Background: Occult paroxysmal atrial fibrillation (AF) is detected in up to 30% of patients with Embolic Stroke of Unknown Source (ESUS). We aim to identify predictors of AF on outpatient cardiac monitoring in patients with ESUS.
Methods: We included ischemic stroke patients with ESUS subtype between January 1st, 2013 and December 31 1st, 2016 who underwent an inpatient diagnostic evaluation, including 24 hour telemetry, followed by outpatient cardiac monitoring with 30-day cardiac monitors and/or implantable cardiac monitor (ICM). Patients were divided into two groups based on detection of AF or atrial flutter during monitoring. We compared demographic data, clinical risk factors, NIHSS, and cardiac biomarkers (left atrial enlargement on echocardiography, PR interval on ECG) between the two groups. Multivariable models were used to identify independent predictors of AF and to develop an AF prediction-risk scoring system.
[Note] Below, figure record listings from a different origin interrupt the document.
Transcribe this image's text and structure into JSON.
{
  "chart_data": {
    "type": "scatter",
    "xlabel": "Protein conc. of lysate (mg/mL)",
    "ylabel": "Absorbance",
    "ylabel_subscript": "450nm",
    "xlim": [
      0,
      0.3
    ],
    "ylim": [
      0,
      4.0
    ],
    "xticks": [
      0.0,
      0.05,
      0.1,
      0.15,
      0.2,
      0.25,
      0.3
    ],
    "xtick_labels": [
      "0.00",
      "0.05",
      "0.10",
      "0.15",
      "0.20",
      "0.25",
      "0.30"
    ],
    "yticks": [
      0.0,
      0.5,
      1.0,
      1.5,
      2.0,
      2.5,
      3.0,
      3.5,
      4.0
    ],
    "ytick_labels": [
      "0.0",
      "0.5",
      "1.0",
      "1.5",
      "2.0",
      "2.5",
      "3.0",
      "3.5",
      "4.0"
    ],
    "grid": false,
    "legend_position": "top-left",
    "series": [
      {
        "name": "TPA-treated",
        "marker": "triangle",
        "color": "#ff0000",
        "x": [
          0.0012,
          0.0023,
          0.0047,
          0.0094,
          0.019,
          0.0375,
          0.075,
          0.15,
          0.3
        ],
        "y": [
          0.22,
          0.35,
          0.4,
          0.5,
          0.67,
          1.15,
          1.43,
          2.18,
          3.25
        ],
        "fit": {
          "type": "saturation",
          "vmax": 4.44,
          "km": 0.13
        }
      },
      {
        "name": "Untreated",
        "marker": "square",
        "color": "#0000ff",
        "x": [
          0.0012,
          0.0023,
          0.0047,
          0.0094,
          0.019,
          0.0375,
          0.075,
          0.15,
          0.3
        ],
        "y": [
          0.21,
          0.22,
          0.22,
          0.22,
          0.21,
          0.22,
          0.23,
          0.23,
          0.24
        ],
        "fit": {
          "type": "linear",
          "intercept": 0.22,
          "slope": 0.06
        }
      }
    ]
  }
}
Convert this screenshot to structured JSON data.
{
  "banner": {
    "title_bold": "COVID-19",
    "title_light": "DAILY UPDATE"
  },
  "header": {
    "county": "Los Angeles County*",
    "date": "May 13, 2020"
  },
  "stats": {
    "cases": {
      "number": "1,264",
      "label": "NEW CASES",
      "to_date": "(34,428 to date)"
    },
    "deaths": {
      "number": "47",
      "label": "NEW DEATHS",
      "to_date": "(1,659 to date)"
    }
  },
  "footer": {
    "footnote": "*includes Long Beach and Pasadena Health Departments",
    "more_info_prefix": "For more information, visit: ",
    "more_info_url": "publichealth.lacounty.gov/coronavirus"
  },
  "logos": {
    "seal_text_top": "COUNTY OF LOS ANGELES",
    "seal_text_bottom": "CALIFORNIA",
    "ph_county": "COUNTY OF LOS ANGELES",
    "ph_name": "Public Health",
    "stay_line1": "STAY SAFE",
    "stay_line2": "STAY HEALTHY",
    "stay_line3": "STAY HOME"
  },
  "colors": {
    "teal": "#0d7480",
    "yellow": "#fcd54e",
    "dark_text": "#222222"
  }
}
Results: We identified 296 consecutive patients during the study period; 38 (12.8%) demonstrated previously undetected AF on outpatient cardiac monitoring. Compared to non-AF patients, AF patients were older (72.0 ± 11.0 vs. 62.7 ± 14.9; p <0.001), less likely to be current smokers (10.5% vs. 27.2%, p = 0.027), had lower NIHSS (3, IQR 1-7 vs. 3, IQR 1-5; p=0.002), and larger left atrial diameter in mm (39.3 ± 6.0 vs. 35.2 ± 6.4; p=0.001). In multivariable regression analysis, advanced age (ages 65-74: odds ratio 2.36, 95% confidence interval 0.85-6.52; ages ≥75: odds ratio 4.08, 95% confidence interval 1.58-10.52) and moderate-to-severe LAE (odds ratio 4.66, 95% confidence interval 1.79-12.12) were predictive of AF detection on outpatient monitoring. NIHSS, current smoking status, and mild LAE did not contribute significantly to AF prediction. We developed the Brown ESUS-AF score: age (65-74 years: 1 point, ≥ 75 years: 2 points) and left atrial enlargement (moderate/severe: 2 points) with good prediction of AF (AUC 0.725). The percentage of patients in each score category were: 0: 4.2%, 1: 14.8%, 2: 20.8%, 3: 22.2%, 4: 55.6%.
Conclusion: In this large sample of patients with ESUS, the Brown ESUS-AF score predicts AF detection on prolonged outpatient monitoring. More studies are needed to externally validate our findings.